Shuttleworth Community College is appealing for old bikes to be dropped off so that 38 year nine students can take part in the Primary Engineer Bicycle Club and the Secondary Engineer Bicycle Club.

Ayden Ward and Jayden Kelly think the project at their school, Shuttleworth Community College, to encourage them into engineering is a wheely great idea.

Ayden Ward and Jayden Kelly think the project at their school, Shuttleworth Community College, to encourage them into engineering is a wheely great idea.

And if it is a success it will be launched nationwide.

The idea behind the scheme is to give students the chance to take bikes apart and put them back together again, experiencing innovation, entrepreneurial opportunities and skills with mechanical objects.

Charlotte Walsh, Curriculum Leader for Business and Technologies, said:"It all happened after Mark Crabtree from AMS Neve came into school to talk about his career and he started talking to one of our students, Ayden Ward, who tinkers with bikes in his spare time.

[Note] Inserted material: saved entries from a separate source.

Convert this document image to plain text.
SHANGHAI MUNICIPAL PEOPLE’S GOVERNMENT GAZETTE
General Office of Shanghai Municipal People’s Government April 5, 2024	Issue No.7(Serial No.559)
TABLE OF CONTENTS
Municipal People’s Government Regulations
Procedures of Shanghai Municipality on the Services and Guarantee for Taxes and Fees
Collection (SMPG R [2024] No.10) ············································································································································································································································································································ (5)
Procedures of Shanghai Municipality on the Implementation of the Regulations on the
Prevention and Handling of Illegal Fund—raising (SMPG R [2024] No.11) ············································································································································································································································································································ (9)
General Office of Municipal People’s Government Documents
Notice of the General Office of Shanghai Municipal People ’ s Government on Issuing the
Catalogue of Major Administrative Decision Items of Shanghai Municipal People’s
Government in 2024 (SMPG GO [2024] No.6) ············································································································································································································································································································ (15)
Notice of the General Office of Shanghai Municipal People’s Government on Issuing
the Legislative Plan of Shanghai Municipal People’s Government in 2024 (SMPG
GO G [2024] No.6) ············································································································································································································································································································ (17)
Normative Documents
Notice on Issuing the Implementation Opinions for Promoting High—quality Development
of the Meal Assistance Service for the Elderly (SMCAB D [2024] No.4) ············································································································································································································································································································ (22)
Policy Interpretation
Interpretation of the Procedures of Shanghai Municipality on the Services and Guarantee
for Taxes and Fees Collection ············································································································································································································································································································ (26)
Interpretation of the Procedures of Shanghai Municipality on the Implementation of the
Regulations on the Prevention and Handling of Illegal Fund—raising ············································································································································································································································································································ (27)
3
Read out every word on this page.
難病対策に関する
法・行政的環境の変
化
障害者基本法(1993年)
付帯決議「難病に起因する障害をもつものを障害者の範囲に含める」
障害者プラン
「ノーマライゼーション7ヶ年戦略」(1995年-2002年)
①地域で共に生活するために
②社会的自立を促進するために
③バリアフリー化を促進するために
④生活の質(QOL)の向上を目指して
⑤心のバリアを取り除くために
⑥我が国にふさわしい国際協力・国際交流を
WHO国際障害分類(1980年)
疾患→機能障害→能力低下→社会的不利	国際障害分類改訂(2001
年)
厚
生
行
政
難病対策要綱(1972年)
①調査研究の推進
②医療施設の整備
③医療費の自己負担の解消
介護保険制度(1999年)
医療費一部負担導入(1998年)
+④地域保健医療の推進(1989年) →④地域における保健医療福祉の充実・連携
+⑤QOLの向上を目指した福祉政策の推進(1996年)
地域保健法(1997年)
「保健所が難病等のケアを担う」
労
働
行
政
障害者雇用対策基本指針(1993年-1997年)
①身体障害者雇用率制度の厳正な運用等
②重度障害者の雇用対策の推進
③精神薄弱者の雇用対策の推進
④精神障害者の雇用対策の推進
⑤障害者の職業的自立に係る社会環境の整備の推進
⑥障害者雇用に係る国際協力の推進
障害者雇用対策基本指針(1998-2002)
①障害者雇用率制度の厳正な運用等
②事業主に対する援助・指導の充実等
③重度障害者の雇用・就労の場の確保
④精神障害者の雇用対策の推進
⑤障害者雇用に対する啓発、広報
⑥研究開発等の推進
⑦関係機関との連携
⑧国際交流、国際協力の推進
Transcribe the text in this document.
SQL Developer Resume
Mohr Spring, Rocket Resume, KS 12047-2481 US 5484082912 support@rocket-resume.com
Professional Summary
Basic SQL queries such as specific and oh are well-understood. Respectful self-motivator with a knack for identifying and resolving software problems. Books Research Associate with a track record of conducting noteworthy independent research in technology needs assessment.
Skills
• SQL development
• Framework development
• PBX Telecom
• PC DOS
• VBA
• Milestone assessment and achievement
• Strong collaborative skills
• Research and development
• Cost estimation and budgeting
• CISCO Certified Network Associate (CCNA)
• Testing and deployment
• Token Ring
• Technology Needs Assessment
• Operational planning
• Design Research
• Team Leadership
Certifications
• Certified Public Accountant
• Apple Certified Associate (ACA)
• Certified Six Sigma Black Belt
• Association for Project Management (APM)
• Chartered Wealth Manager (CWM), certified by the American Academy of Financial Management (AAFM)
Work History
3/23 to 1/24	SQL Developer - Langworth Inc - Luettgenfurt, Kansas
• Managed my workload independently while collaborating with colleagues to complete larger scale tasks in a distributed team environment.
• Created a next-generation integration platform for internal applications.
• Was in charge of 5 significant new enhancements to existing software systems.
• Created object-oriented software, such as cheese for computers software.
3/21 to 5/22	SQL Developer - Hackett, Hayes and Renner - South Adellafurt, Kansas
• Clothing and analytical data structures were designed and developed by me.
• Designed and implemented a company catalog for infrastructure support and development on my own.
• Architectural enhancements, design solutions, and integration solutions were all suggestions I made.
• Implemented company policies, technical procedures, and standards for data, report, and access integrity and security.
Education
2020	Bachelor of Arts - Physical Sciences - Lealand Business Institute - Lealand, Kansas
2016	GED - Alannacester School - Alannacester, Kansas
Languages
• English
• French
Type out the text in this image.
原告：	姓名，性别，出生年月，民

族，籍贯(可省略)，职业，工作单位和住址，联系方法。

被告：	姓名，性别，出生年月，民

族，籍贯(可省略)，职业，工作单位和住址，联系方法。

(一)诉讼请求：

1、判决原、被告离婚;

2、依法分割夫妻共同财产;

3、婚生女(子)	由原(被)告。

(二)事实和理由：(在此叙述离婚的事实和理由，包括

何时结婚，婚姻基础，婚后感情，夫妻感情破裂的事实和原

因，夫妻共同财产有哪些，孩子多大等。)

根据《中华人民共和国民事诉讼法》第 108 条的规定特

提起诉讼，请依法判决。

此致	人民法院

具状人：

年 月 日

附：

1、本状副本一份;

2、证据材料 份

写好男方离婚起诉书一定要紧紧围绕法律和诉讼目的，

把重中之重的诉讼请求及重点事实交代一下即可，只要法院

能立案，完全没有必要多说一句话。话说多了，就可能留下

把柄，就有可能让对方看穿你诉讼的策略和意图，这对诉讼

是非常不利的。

"Secondary Engineering Bicycle Club got in touch with us about their pilot project and we were only too happy to take part. The students will be exploring deconstructing and reconstructing bikes, thinking about engineering, working as teams and being creative."

As part of this, the students visited BCW Engineering in Burnley to learn about engineering and make them think more seriously about the different careers on offer, especially in STEM (science, technology, engineering and maths) subjects.

The youngsters were really inspired and impressed when they found out that parts for cars driven by fictional James Bond and real life Simon Cowell were made in Burnley.

Head of Year Nine Gayle Pugh said: "It was a real eye-opener for many of the students and got them thinking about their futures.

"They were inspired by the work carried out there and how apprenticeships work.

"Many students now see engineering as their future careers and are keen to knuckle down in school to aim for that."